Authors: J. Alex Aycinena, Anley E. Tefera, Isaac Perea-Gil, Duncan Holbrook-Smith, Kevin Williams, Reva Shenwai, Farshad Farshidfar, Brendan Ryback, Katelyn Foppe, Iris Wu, Aliya Zeng, Melissa Van Pell, Emma Xu, Joseph Woods, Samantha Jones, Yolanda Hatter, Cristina Dee-Hoskins, Jessie Madariaga, Kevin Robinson, Amara Greer-Short, Xiaomei Song, Kathryn N. Ivey, James Priest, Gretchen Argast, Timothy Hoey, Edward Driggers, Zhihong Jane Yang

Originally Published in: bioRxiv (January 2025) (Link to Original Posting)

Abstract

Arrhythmogenic right ventricular cardiomyopathy (ARVC) is a familial cardiac disease associated with ventricular arrhythmias and an increased risk of sudden cardiac death. Mutations in the desmosome gene Plakophilin-2, PKP2, lead to reduction in PKP2 protein and collapse of desmosomes that is known to compromise contractility and electrical stability of cardiomyocytes. Our previous studies demonstrated the efficacy of adeno-associated virus 9 (AAV9)-mediated restoration of PKP2 expression in a cardiac specific knock-out mouse model of Pkp2 and revealed profound changes in mRNA signatures of metabolic enzymes that were reversed by the gene replacement approach. In this study, we used PKP2-deficient mouse hearts and human induced pluripotent stem cell-derived cardiomyocytes (iPSC-CMs) to identify changes in steady-state metabolite levels associated with impaired lipid homeostasis, glycolysis, and glucose oxidation. These metabolic phenotypes align with human ARVC metabolic data and reflect an intrinsic impairment of cellular energy metabolism.
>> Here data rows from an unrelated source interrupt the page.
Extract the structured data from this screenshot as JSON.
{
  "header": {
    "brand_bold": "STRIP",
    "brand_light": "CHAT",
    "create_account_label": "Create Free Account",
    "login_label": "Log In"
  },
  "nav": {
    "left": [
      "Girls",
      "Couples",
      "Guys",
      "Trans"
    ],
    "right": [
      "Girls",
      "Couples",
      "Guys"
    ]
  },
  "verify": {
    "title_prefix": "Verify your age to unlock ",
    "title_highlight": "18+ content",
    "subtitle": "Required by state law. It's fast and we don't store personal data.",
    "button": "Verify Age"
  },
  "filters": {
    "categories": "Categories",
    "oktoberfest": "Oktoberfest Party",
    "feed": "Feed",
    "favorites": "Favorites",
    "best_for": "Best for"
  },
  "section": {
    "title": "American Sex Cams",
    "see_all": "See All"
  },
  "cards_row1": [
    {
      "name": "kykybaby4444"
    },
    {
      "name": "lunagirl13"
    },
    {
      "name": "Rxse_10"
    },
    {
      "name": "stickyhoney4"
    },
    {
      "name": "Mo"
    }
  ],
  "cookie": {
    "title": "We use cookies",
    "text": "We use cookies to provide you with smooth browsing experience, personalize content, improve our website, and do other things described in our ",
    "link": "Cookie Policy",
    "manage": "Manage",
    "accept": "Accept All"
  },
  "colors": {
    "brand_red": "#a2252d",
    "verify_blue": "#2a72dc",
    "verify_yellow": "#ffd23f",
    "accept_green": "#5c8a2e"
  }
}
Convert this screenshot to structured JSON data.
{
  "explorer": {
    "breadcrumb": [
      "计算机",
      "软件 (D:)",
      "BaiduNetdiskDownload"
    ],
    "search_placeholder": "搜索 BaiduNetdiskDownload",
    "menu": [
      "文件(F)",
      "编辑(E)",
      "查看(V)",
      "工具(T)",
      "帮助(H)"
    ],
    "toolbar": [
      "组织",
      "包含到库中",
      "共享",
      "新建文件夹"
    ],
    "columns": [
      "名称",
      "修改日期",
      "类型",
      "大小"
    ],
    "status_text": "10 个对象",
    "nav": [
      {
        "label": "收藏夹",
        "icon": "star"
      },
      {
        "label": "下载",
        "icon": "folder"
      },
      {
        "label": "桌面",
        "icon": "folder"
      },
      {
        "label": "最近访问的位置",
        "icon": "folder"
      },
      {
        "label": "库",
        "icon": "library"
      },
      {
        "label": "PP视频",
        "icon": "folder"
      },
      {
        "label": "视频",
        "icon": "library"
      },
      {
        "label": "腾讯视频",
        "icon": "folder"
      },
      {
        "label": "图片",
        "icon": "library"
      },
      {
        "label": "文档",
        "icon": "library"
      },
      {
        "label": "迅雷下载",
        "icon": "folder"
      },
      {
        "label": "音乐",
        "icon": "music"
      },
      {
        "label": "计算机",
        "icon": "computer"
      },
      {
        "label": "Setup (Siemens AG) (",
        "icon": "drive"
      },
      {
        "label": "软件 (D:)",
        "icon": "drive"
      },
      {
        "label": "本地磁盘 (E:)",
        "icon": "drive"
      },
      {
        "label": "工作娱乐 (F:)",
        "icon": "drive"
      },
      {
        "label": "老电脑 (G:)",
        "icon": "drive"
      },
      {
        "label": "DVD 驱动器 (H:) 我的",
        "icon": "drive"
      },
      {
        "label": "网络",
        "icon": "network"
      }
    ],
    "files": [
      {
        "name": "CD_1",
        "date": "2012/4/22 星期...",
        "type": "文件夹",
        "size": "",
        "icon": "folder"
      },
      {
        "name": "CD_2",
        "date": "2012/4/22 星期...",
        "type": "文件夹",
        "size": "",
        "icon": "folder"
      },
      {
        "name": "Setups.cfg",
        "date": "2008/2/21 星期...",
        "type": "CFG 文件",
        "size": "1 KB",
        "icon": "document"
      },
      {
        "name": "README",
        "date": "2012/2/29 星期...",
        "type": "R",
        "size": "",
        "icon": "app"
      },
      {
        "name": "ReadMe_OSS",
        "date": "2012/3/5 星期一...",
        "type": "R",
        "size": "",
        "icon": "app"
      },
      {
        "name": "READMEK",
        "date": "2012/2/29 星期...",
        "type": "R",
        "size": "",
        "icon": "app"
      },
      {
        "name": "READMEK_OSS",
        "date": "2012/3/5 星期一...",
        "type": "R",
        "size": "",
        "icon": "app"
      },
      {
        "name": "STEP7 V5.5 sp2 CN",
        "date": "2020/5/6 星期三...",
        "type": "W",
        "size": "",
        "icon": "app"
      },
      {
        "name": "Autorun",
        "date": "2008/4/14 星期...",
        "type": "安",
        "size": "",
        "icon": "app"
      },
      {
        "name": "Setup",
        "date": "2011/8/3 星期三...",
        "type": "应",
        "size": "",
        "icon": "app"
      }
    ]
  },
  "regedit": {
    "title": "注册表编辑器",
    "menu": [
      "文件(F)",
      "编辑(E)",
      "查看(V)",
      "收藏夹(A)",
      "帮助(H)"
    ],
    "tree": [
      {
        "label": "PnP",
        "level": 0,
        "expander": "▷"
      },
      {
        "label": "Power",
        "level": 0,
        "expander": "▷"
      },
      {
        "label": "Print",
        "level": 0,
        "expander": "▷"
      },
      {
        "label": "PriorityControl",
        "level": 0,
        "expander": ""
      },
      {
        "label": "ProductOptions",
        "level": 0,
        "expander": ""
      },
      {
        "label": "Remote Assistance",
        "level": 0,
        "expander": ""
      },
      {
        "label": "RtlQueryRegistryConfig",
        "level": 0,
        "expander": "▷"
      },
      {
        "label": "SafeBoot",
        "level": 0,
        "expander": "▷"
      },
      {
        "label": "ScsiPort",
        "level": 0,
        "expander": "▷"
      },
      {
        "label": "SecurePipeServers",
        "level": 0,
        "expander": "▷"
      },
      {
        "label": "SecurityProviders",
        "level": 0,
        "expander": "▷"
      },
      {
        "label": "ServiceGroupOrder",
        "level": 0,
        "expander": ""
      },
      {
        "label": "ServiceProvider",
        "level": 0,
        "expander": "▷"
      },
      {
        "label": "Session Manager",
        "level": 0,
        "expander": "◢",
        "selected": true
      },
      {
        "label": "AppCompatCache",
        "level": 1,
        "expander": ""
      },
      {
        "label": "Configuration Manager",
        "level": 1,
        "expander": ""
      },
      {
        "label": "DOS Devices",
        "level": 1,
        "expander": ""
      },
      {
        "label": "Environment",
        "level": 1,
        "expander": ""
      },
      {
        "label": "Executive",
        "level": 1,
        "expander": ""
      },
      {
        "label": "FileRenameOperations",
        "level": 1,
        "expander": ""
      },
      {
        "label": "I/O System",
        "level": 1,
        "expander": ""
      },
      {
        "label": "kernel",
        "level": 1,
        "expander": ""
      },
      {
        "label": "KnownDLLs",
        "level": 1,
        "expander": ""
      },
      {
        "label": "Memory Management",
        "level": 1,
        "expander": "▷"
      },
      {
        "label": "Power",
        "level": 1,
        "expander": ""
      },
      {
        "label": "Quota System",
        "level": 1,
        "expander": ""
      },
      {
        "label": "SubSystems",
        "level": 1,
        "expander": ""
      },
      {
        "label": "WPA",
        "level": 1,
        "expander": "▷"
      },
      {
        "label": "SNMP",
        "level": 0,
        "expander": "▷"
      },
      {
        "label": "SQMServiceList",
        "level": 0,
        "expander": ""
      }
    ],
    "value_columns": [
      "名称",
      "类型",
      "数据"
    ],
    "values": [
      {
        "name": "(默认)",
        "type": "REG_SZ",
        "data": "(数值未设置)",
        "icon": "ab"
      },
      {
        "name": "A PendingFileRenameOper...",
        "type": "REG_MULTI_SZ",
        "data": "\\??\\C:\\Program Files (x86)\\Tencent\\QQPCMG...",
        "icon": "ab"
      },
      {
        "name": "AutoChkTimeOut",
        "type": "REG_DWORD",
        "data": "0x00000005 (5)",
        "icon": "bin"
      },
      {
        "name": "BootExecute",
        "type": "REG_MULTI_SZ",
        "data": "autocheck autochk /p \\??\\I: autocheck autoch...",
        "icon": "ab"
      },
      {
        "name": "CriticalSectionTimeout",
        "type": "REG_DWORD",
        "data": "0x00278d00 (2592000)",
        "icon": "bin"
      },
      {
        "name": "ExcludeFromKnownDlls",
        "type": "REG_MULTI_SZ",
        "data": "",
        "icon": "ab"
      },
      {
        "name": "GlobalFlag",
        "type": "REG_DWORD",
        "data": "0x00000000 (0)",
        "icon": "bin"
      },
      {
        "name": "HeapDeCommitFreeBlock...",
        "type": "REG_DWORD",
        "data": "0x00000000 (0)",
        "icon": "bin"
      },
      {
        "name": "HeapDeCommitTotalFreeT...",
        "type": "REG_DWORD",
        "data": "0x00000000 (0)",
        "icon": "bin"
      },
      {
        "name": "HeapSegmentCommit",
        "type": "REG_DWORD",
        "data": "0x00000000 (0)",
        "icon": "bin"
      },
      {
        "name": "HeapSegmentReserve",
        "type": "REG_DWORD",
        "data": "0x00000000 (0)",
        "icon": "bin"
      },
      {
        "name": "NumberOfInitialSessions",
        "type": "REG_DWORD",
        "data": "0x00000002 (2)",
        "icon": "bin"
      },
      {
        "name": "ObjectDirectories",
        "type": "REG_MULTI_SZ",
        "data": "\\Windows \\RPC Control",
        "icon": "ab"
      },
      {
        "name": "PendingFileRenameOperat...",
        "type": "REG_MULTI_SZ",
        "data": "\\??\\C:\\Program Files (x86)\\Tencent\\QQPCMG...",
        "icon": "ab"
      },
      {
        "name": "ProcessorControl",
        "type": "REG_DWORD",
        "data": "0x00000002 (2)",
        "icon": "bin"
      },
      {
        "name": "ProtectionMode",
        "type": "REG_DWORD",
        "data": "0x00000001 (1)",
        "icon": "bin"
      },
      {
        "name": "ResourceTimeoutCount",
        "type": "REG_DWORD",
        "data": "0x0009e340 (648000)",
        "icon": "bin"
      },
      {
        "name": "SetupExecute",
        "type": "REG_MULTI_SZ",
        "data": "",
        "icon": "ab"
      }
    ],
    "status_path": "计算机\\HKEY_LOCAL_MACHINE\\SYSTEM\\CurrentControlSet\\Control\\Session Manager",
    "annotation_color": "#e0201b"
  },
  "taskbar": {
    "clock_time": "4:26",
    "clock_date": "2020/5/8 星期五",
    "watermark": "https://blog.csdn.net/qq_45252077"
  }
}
Here we showed for the first time that these intracellular metabolic defects were associated specifically with poor contractility of cardiomyocytes. AAV9:PKP2 restored contractility, improved electrophysiological properties and Ca2+ transients. In contrast, we observed that treating PKP2-deficient cardiomyocytes pharmacologically with small molecule metabolic enhancers improved contractility but not electrophysiological properties and Ca2+ transients, suggesting differential sensitivity of structure-mediated functions in response to metabolic perturbance. Our study modeled and revealed a direct intracellular connection between compromised PKP2 function and metabolic impairment. We proposed that an increased risk of decoupling energy-responsive contractility from less energy-responsive electrical activities can be a new arrhythmogenic mechanism, potentially responsible for exercise-triggered cardiac adversity in ARVC disease development and progression.